Updated: Sep 3, 2020

We know of course that there’s no bottom to Trump’s ignorant cynicism, but the obsequious Republican senator Joni Ernst of Iowa, may find it before he does.


Tuesday at a campaign stop in Waterloo (Yes, Waterloo, let’s hope it’s symbolic), she agreed with an audience member who stated that the number of Covid-19 deaths was greatly exaggerated, adding, “these health-care providers and others are reimbursed at a higher rate if COVID is tied to it, so what do you think they’re doing?” It’s always the most dishonest people who believe everyone else is cheating them.

Ernst claims, with no proof, that there have been about 10,000 Covid-19 deaths, not 180,000.

She “heard it on the news,” which has the same credibility as Trump’s “everyone is saying saying.”

Since Ernst’s sun rises and sets on Trump’s sunset-yellow hair, we can’t be surprised when she supports his whims and fallacies, and this particular conspiracy theory has been popular for months among the prescient wizards of QAnon, the land where facts go to die.


But Ernst has added that darker, Trumpian touch—a belief that the medical professionals are also part of the deep state—faking Covid-19 patients so that they can work overtime and make more money. Maybe Ms. Ernst should ask health care workers like Diedre Wilkes and James Goodrich how that extra money is working out. Oh that’s right, she can’t. They died from that overhyped disease apparently trying to cheat the government out of a few bucks.


At times like this I doubt the existence of karma, and at the same time I’m ashamed to admit that I wish it did exist.

As for that extra money, what Ms. Ernst failed to mention is that the 20% increase doctors received for treating coronavirus patients arrived via the federal stimulus bill to compensate hospitals for quickly falling revenue as most Americans stayed home, and for the high costs of treating a patient with the virus.
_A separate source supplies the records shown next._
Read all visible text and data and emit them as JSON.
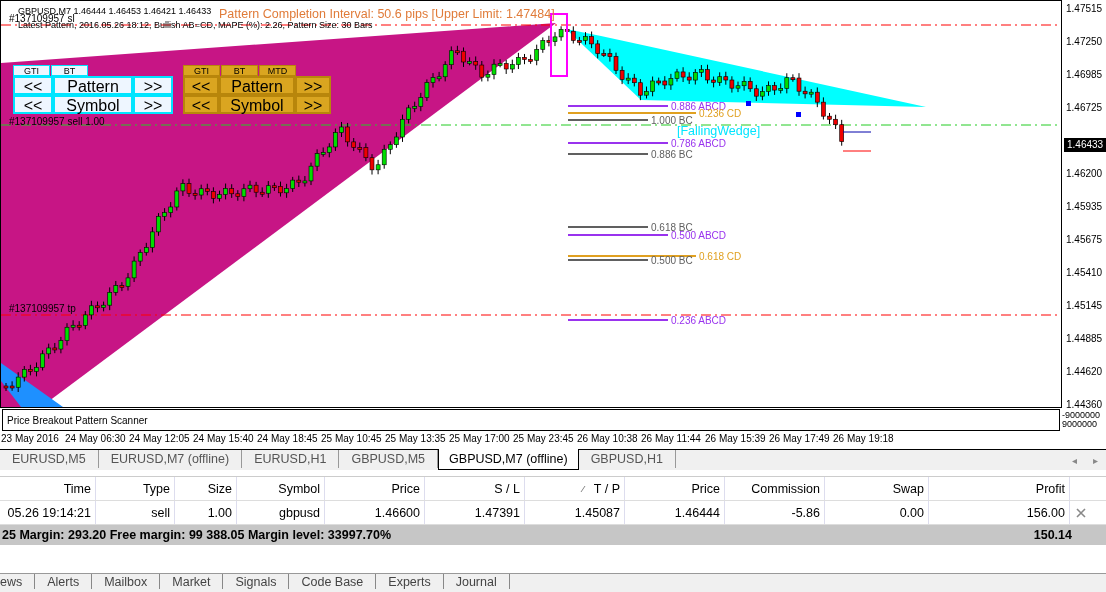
{
  "chart": {
    "symbol_info": "GBPUSD,M7  1.46444 1.46453 1.46421 1.46433",
    "pattern_info": "Latest Pattern, 2016.05.26 18:12, Bullish AB=CD, MAPE (%): 2.26, Pattern Size: 30 Bars",
    "completion_interval": "Pattern Completion Interval: 50.6 pips [Upper Limit: 1.47484]",
    "pattern_name": "[FallingWedge]",
    "order_labels": [
      {
        "kind": "sl",
        "text": "#137109957 sl"
      },
      {
        "kind": "entry",
        "text": "#137109957 sell 1.00"
      },
      {
        "kind": "tp",
        "text": "#137109957 tp"
      }
    ],
    "fib_levels": [
      {
        "text": "0.886 ABCD",
        "color": "#9933ee"
      },
      {
        "text": "0.236 CD",
        "color": "#e0a020"
      },
      {
        "text": "1.000 BC",
        "color": "#606060"
      },
      {
        "text": "0.786 ABCD",
        "color": "#9933ee"
      },
      {
        "text": "0.886 BC",
        "color": "#606060"
      },
      {
        "text": "0.618 BC",
        "color": "#606060"
      },
      {
        "text": "0.500 ABCD",
        "color": "#9933ee"
      },
      {
        "text": "0.618 CD",
        "color": "#e0a020"
      },
      {
        "text": "0.500 BC",
        "color": "#606060"
      },
      {
        "text": "0.236 ABCD",
        "color": "#9933ee"
      }
    ],
    "panels": [
      {
        "kind": "light",
        "tabs": [
          "GTI",
          "BT"
        ],
        "rows": [
          {
            "prev": "<<",
            "label": "Pattern",
            "next": ">>"
          },
          {
            "prev": "<<",
            "label": "Symbol",
            "next": ">>"
          }
        ]
      },
      {
        "kind": "gold",
        "tabs": [
          "GTI",
          "BT",
          "MTD"
        ],
        "rows": [
          {
            "prev": "<<",
            "label": "Pattern",
            "next": ">>"
          },
          {
            "prev": "<<",
            "label": "Symbol",
            "next": ">>"
          }
        ]
      }
    ],
    "price_axis": [
      "1.47515",
      "1.47250",
      "1.46985",
      "1.46725",
      "1.46200",
      "1.45935",
      "1.45675",
      "1.45410",
      "1.45145",
      "1.44885",
      "1.44620",
      "1.44360"
    ],
    "current_price": "1.46433",
    "indicator": {
      "title": "Price Breakout Pattern Scanner",
      "axis": [
        "-9000000",
        "9000000"
      ]
    },
    "time_axis": [
      "23 May 2016",
      "24 May 06:30",
      "24 May 12:05",
      "24 May 15:40",
      "24 May 18:45",
      "25 May 10:45",
      "25 May 13:35",
      "25 May 17:00",
      "25 May 23:45",
      "26 May 10:38",
      "26 May 11:44",
      "26 May 15:39",
      "26 May 17:49",
      "26 May 19:18"
    ]
  },
  "chart_tabs": [
    {
      "label": "EURUSD,M5",
      "selected": false
    },
    {
      "label": "EURUSD,M7 (offline)",
      "selected": false
    },
    {
      "label": "EURUSD,H1",
      "selected": false
    },
    {
      "label": "GBPUSD,M5",
      "selected": false
    },
    {
      "label": "GBPUSD,M7 (offline)",
      "selected": true
    },
    {
      "label": "GBPUSD,H1",
      "selected": false
    }
  ],
  "tab_scroll": [
    "◂",
    "▸"
  ],
  "table": {
    "columns": [
      {
        "label": "Time",
        "sorted": false
      },
      {
        "label": "Type",
        "sorted": false
      },
      {
        "label": "Size",
        "sorted": false
      },
      {
        "label": "Symbol",
        "sorted": false
      },
      {
        "label": "Price",
        "sorted": false
      },
      {
        "label": "S / L",
        "sorted": false
      },
      {
        "label": "T / P",
        "sorted": true
      },
      {
        "label": "Price",
        "sorted": false
      },
      {
        "label": "Commission",
        "sorted": false
      },
      {
        "label": "Swap",
        "sorted": false
      },
      {
        "label": "Profit",
        "sorted": false
      }
    ],
    "rows": [
      [
        "05.26 19:14:21",
        "sell",
        "1.00",
        "gbpusd",
        "1.46600",
        "1.47391",
        "1.45087",
        "1.46444",
        "-5.86",
        "0.00",
        "156.00"
      ]
    ],
    "summary": "25  Margin: 293.20  Free margin: 99 388.05  Margin level: 33997.70%",
    "total": "150.14"
  },
  "bottom_tabs": [
    "ews",
    "Alerts",
    "Mailbox",
    "Market",
    "Signals",
    "Code Base",
    "Experts",
    "Journal"
  ]
}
Doctors have said that reporting criteria remain strict and that nobody is exaggerating COVID-19 numbers; in fact, most experts agree that the 180,000-plus COVID-19 deaths in America isn’t an overcount but likely a vast undercount.

We’ll let the scholarly fact-finders at QAnon—the ones who pegged John F. Kennedy, Jr, as Trump’s new running mate—sort through the data.
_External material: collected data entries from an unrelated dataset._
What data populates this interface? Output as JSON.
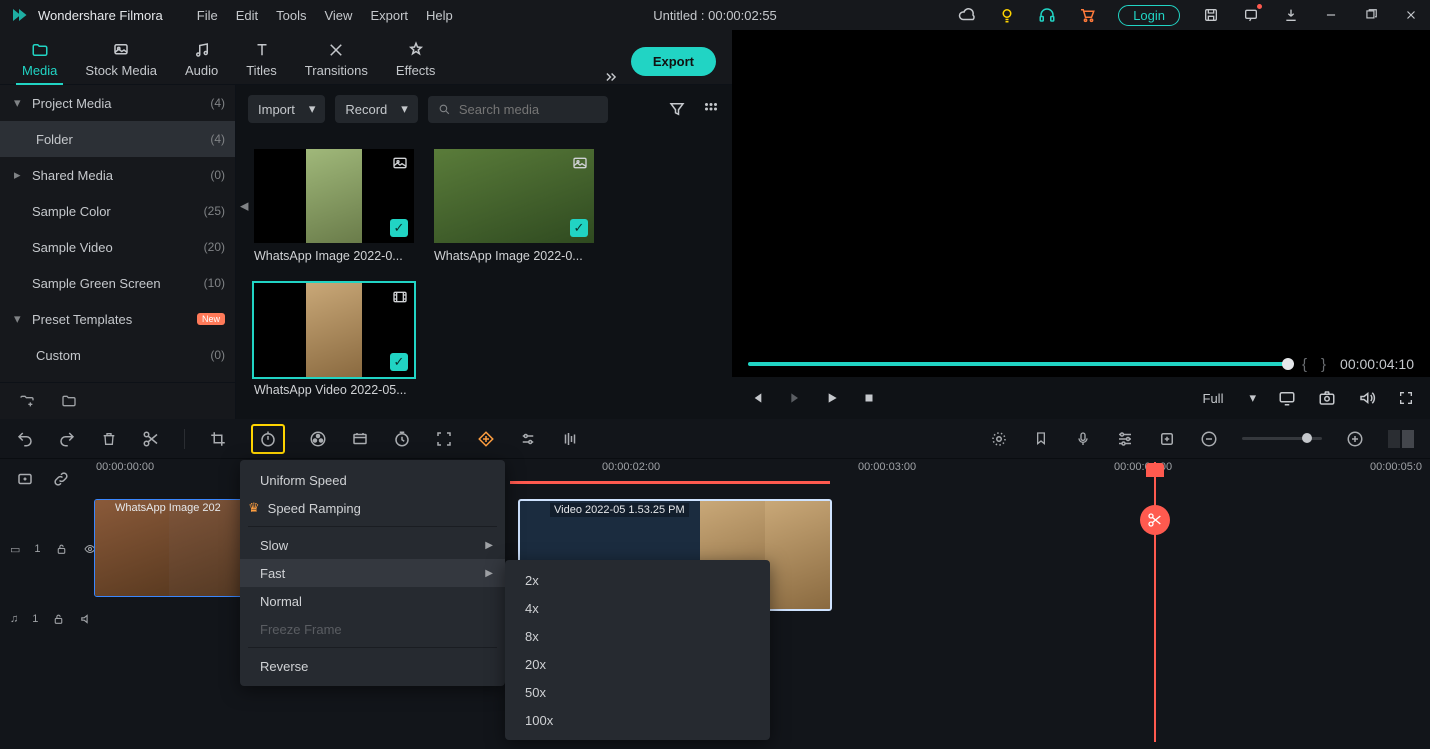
{
  "app": {
    "name": "Wondershare Filmora"
  },
  "menu": [
    "File",
    "Edit",
    "Tools",
    "View",
    "Export",
    "Help"
  ],
  "doc_title": "Untitled : 00:00:02:55",
  "login": "Login",
  "tabs": [
    {
      "id": "media",
      "label": "Media"
    },
    {
      "id": "stock",
      "label": "Stock Media"
    },
    {
      "id": "audio",
      "label": "Audio"
    },
    {
      "id": "titles",
      "label": "Titles"
    },
    {
      "id": "transitions",
      "label": "Transitions"
    },
    {
      "id": "effects",
      "label": "Effects"
    }
  ],
  "export_label": "Export",
  "import_label": "Import",
  "record_label": "Record",
  "search_placeholder": "Search media",
  "sidebar": [
    {
      "label": "Project Media",
      "count": "(4)",
      "chev": "▾"
    },
    {
      "label": "Folder",
      "count": "(4)",
      "sub": true,
      "sel": true
    },
    {
      "label": "Shared Media",
      "count": "(0)",
      "chev": "▸"
    },
    {
      "label": "Sample Color",
      "count": "(25)"
    },
    {
      "label": "Sample Video",
      "count": "(20)"
    },
    {
      "label": "Sample Green Screen",
      "count": "(10)"
    },
    {
      "label": "Preset Templates",
      "count": "",
      "chev": "▾",
      "new": true
    },
    {
      "label": "Custom",
      "count": "(0)",
      "sub": true
    }
  ],
  "clips": [
    {
      "name": "WhatsApp Image 2022-0...",
      "type": "img",
      "check": true,
      "cls": "inner"
    },
    {
      "name": "WhatsApp Image 2022-0...",
      "type": "img",
      "check": true,
      "cls": "inner2"
    },
    {
      "name": "WhatsApp Video 2022-05...",
      "type": "vid",
      "check": true,
      "cls": "inner3",
      "sel": true
    }
  ],
  "preview": {
    "time": "00:00:04:10",
    "quality": "Full"
  },
  "ruler": [
    "00:00:00:00",
    "00:00:02:00",
    "00:00:03:00",
    "00:00:04:00",
    "00:00:05:0"
  ],
  "track1_label": "1",
  "audio_label": "1",
  "clip_img_label": "WhatsApp Image 202",
  "clip_vid_label": "Video 2022-05    1.53.25 PM",
  "ctx": {
    "uniform": "Uniform Speed",
    "ramping": "Speed Ramping",
    "slow": "Slow",
    "fast": "Fast",
    "normal": "Normal",
    "freeze": "Freeze Frame",
    "reverse": "Reverse"
  },
  "speeds": [
    "2x",
    "4x",
    "8x",
    "20x",
    "50x",
    "100x"
  ]
}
In years past tabloids would dot the check-out counters in grocery stores, and people standing in line would scoff at the silliness. The stories centered on aliens and grisly crimes—sensationalism run amok and disguised as journalism. Any politician quoting from such an article would have been laughed out of office. Today’s Republican office-holders, currying favor with the president, refer them as if they were Pulitzer submissions.

And the president himself—it might have be lonely, scuttling across the depths looking for the true bottom where humanity is a quaint memory and only mistrust and misanthropy hold sway. It'll be having Joni Ernst to keep him company.